Off the court, for the first time in my life, I was dealing with things such as health insurance, taxes and the fact that I could no longer fit all my worldly possessions in the trunk of my car. I used to hear my parents complain about taxes all the time, but I never thought they were that big a deal. I would just spend about an hour on April 14th of each year filling out my little 1040EZ form and drive it down to the post office. Now my taxes consist of a year-long collection of receipts and an endless search for the ultimate tax shelter.
Along with all these complexities, there are the obvious benefits to having a career as a top pro beach volleyball player. I get paid to keep myself in shape, my office is at the beach, and I don’t even own a suit.

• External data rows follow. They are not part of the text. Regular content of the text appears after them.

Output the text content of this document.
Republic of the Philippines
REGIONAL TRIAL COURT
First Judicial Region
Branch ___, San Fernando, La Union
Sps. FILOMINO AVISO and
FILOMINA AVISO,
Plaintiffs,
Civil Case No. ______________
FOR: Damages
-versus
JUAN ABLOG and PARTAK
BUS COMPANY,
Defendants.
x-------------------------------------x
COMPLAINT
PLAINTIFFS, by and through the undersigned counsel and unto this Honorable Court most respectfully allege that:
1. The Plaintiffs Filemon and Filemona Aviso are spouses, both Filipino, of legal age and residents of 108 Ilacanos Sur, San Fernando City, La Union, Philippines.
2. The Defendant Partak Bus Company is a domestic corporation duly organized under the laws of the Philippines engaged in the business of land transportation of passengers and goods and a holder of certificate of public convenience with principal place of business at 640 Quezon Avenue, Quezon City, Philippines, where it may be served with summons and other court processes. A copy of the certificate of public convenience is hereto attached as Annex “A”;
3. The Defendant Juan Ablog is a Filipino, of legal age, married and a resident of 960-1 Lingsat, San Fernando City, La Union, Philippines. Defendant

In addition, I’ve been fortunate enough to play volleyball in beautiful places such as the Caribbean, Spain and Italy. The people I’ve gotten to meet and the things I’ve seen have been nothing short of incredible, and I’m very grateful for that. And the opportunities only seem to be getting better. If I really wanted to, I could be gone on volleyball-related vacations during our entire off-season, but I’ve had to turn down some great offers because I haven’t had the time or energy.
The real challenge for me now is to be able to enjoy this wonderful lifestyle I’ve earned for myself and keep the same focus I had back when things were so simple—that clear desire to be the best volleyball player I can possibly be.